Vespa’s value proposition
Vespa, the open-source big data serving engine, makes it straightforward for an any-sized organization to implement
large-scale search and recommendation use cases. The following Vespa primitives are the foundational building blocks for
building a vector search serving system.
Document Schema(s)
Vespa’s schema model supports structured and unstructured data types, including tensors and vectors. Representing
tensors, vectors, and unstructured data types in the same document schema avoids consistency and synchronization issues
between data stores.
A simplified Vespa document schema, expressed using Vespa’s schema language.

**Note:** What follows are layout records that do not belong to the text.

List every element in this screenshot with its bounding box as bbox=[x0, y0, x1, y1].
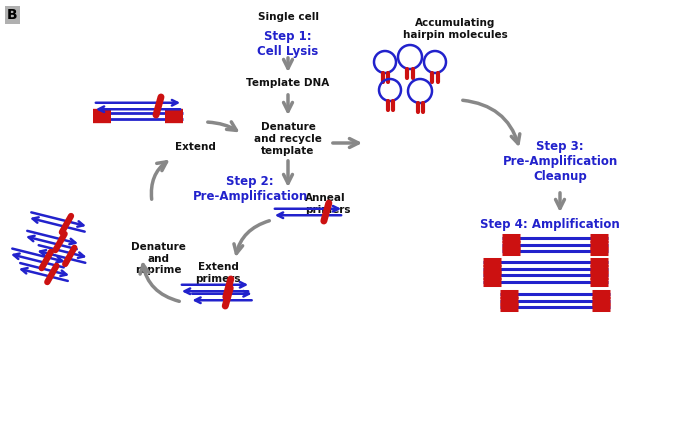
Text: Accumulating
hairpin molecules: Accumulating hairpin molecules bbox=[403, 18, 507, 40]
Text: Template DNA: Template DNA bbox=[246, 78, 330, 88]
Text: Extend
primers: Extend primers bbox=[195, 262, 241, 284]
Text: Step 3:
Pre-Amplification
Cleanup: Step 3: Pre-Amplification Cleanup bbox=[503, 140, 617, 183]
Text: Extend: Extend bbox=[175, 142, 216, 152]
Text: Step 4: Amplification: Step 4: Amplification bbox=[480, 218, 620, 231]
Text: B: B bbox=[7, 8, 18, 22]
Text: Step 2:
Pre-Amplification: Step 2: Pre-Amplification bbox=[192, 175, 307, 203]
Text: Step 1:
Cell Lysis: Step 1: Cell Lysis bbox=[257, 30, 319, 58]
Text: Denature
and recycle
template: Denature and recycle template bbox=[254, 122, 322, 156]
Text: Single cell: Single cell bbox=[258, 12, 318, 22]
Text: Anneal
primers: Anneal primers bbox=[305, 193, 350, 215]
Text: Denature
and
reprime: Denature and reprime bbox=[131, 242, 186, 275]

CRUD (Create, Read, Update, Delete) operations
Add new documents, and update and delete documents using real-time APIs.
Searching structured and unstructured data in the same query request
A feature-rich query language for performing efficient selections over
the data. Vespa’s SQL-like query language enables efficient online selection over billions of documents, combining
search over structured and unstructured data in the same query.
Efficient Vector Search
Vespa implements a real-time version of the HNSW algorithm for
efficient and high-recall ANNS. The implementation is verified with multiple vector datasets on
ann-benchmarks.com and used in production by
Spotify.
Highly Extensible Architecture
Vespa allows developers to embed custom components for stateless processing, allowing separation of processing from
storage content clusters. In addition, support for multiple content clusters allows scaling stateful resources
independently.
Summary
In the next blog post in this series, we’ll cover the design and implementation of a cost-efficient billion-scale image
search application over multimodal AI-powered CLIP representations. The application uses a hybrid ANN solution where
most of the vector data is stored on disk and where the most computationally expensive vector similarity operations are
performed in the stateless layer to allow faster, elastic auto-scaling of resources.